Gesprochen werden die Gedichte auf Japanisch von einem Schauspieler (und dankenswerterweise über Übertitel auf Deutsch eingespielt), so dass immer klar ist, worauf sich der Tanz bezieht. Aber auch ohne die Übersetzung wäre es allein durch die Darstellung von Alexandre Riabko und Joelle Boulogne als Betrachterinnen des Mondes sowie Thiago Bordin als Mond mitsamt dem Ensemble, das teilweise den Mond mit beobachtet oder aber den Nachthimmel spiegelt, spürbar, worum es geht. Sie verstehen es, die Opernbühne zu einem spirituellen Zentrum zu machen, wo nur noch die Schlichtheit des Herzens zählt, in aller Ruhe, aber auch in aller Variabilität und Vielfalt. Obwohl das Stück schon 20 Jahre alt ist, so erscheint es doch höchst aktuell – vielleicht, weil es so reduziert und zurückgenommen, gleichzeitig aber auch expressiv wie meditativ ist, in den Soli, Pas de Deux oder Pas de Trois ebenso wie in den Ensembles. Die Musik von Arvo Pärt und Johann Sebastian Bach wählte Neumeier mit Bedacht: „In einem der Stücke zitiert Arvo Pärt Bach. Basho, einer der Haiku-Dichter, lebte zur gleichen Zeit wie Bach, sie müssen also beide irgendwann einmal denselben Mond betrachtet haben...“. Auch ähnelt die Musik Pärts in ihrer Einfachheit, Intensität und suggestigen Kraft durchaus den Haiku. Besonders spannend dürfte ein Vergleich werden, der dank des Gastspiels des Tokyo Ballet (am 22. und 23. Juni) möglich wird: dann tanzen die drei Solisten der Original-Besetzung von 1989 die „Seven Haiku of the Moon“ in Hamburg.

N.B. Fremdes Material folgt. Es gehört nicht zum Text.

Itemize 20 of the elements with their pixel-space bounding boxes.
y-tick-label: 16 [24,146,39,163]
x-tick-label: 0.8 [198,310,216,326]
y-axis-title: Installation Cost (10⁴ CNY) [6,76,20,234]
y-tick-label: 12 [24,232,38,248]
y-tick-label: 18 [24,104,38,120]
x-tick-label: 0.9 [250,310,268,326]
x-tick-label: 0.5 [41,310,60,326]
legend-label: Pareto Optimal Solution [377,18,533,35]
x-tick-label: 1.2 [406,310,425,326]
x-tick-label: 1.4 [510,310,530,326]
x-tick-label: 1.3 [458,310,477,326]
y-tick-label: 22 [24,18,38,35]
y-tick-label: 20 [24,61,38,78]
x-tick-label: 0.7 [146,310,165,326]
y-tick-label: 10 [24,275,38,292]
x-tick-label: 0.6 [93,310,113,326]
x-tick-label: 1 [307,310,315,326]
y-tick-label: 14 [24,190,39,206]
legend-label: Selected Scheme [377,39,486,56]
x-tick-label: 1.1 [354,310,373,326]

Etwas sperriger, aber nicht minder expressiv der zweite Teil des Abends: „Seasons – The Colors of Time“. Die Jahreszeiten sind hier nicht nur im natürlichen Zusammenhang zu verstehen, sondern auch „als Jahreszeiten der Seele“, wie John Neumeier erklärt. Es beginnt mit dem Winter – ein Mann (in einer Rolle, die ihm wie auf den Leib geschneidert erscheint: Lloyd Riggins) erinnert sich an sein Leben, die Zeit (sehr zurückgenommen, sehr intensiv und präsent: Carsten Jung) begleitet, führt und treibt ihn, bringt aber auch das Geschenk der Erinnerung mit sich (grandios in allen Facetten: Anna Polikarpova). Der Mann durchlebt nun verschiedene Aspekte und Zeiten seines Lebens – Frühlingsgefühle ebenso wie Sommerliches und Herbstliches.

Die Musik – eine Collage aus Stücken von Debussy, Schubert (Lieder aus der „Winterreise“), Mendelssohn-Bartholdy, Verdi, Vivaldi und den japanischen Komponisten Minoru Miki und Joji Yuasa webt den passenden Klangmantel dazu. Kostüme (schlicht fließende lange Kleider in fein abgestimmten warmen Farbtönen) und Bühnenbild (wie auch bei den „Haiku“ von Neumeier selbst gestaltet) fügen sich hier nahtlos ein – die vier Jahreszeiten symbolisieren vier große, immer wieder unterschiedlich beleuchtete und verschiebbare Kästen, aus denen die Tänzer herauskommen, aber auch zwischen ihnen hindurchlaufen, sie verschieben und ihnen so jeweils eine eigene Dynamik verleihen.

Neumeier findet hier wiederum eine ebenso expressive wie verhaltene Bewegungssprache, die in manchen Passagen an andere seiner Stücke erinnert, aber doch zu zeitlosem Eigenleben erwacht. Es ist gerade die Schlichtheit und Zurückgenommenheit dieser Choreografie, die hier den nachhaltigsten Eindruck hinterlässt, das Stille, Gesammelte, Verhaltene. Er habe, so sagt er, „keine Imitation des japanischen Tanzes oder der japanischen Kultur“ machen, sondern „Elemente der Ruhe und Konzentration, wie sie japanischer Kultur oft eigen sind, in Tanz umsetzen“ wollen. Sie spiegele seinen Eindruck von Elementen, die er als Essenz des japanischen Tanzes verstehe. Das Hamburg Ballett wird diesem Anspruch auf der ganzen Linie gerecht.